In 2015, amidst HSC, my resolution was to rid myself of the anxiety surrounding who I was as a student. That failed majorly. Instead, in 2015, I cried over 90% marks, I asked to go to the bathroom in my english classes to ensure I didn’t freak out in class because I was so unsure of myself. I had days where it was physically impossible for me to get to school and be the person I usually am. I would use my period cramps was reason to stay home (truth be told though, my cramps are the worst things I’ve ever experienced. I’m usually unable to walk like a human or function with stability without the aid of numerous cups of tea, hot water bottles and pain relievers) so I wouldn’t have to face my teachers and see that “disappointment” and “judgement” I thought they were aiming at me. And this was only in 2 of my classes. I dreaded going to my english classes because I grew so anxious about a subject I loved with a passion. I went through times where I doubted my work so much, even if it was just a practice essay, that I would stay up until 3 am writing draft after draft, only to panic when my teacher said it wasn’t good enough.

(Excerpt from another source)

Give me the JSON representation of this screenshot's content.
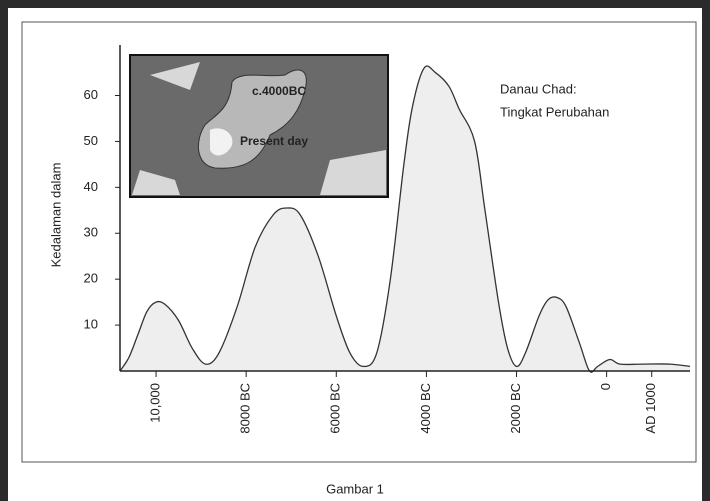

Clearly, 2015 showed me that I need to man up as a student because if that was year 12, then uni isn’t going to be any easier.
But I guess some good things did come out of 2015. I think I used my feelings of anxiety to become a more open person to my family and closest friends. I became so much closer to my older sister, and by having times where I’d sit with my mum and dad, and tell them that I wasn’t feeling 100% about something, I became a lot more emotionally stronger. I learnt to reconcile with myself and hate myself less at the “failure” of not being able to get that 20/20 in an essay. It was a slow process, but it’s happening.
I also proved that I only need my own validation in my education. I did well in the HSC. I’m proud of the mark. I’m proud of my ATAR. It isn’t a perfect 99.95. But it is reflective of the dedication and perseverance I had in me to make sure everything I did was to the best of my ability, even with my chronic perfectionism. I proved to myself that I can face my personal battles and I do know what success is. I proved to myself that I really do not need to give a piece of shit about what anyone thinks because as long as I fulfil my goals and aspirations, I’m doing exactly what I need to be doing.
Looking back on the HSC, I think I have finally learnt to let my anxiety go about who I am in an academic environment. It could have happened at the beginning of the year. I would have had a happier HSC experience. But I made it.
I don’t think people realise that I doubt myself to such an extent, that my chronic perfectionism outweighs the fact that I am capable of reaching higher things; because I put up a face that only comes off to my closest friends and family. I don’t think the girls in my grade would have pinned me for someone who is so unsure of themselves. And I do feel pathetic about it. I was always taught, always shown, always guided by the motto that you are the only person who can control where your life goes. I didn’t take that to seriously enough in the HSC. Maybe if I had, I could have attained a higher ATAR. No I’m just joking. I am satisfied with that mark and I’m on my way to doing the course I’ve had my heart set on since I was 12. If I had heeded the advice of the motto, I would have had a happier 2015. Less doubt. Less anxiety.
So this brings me to 2016. Looking back on the personal side of things, I’ve realised that self criticism is both a skill and the biggest flaw you can possess. In 2016, as cheesy and fake as this sounds, I want to accept myself for who I am. And I’m referring to the way I perceive who I am. I know that I’m a strong, intelligent and assertive young woman who is fully capable of breaking down personal, physical, academic and emotional barriers to become the best person I can be. I want to start really believing in that. There’s a difference between knowing and believing. I want 2016 to be the year where I believe in the traits I know I possess.
So with less than 8 hours until Sydney rings in the New Year, I’m going to start dinner prep for the family party that’ll be getting underway soon.
I hope all of you have a wonderful and safe New Years. Party hard, stay classy and stay safe.
2015 was great, and I’m bloody keen for 2016.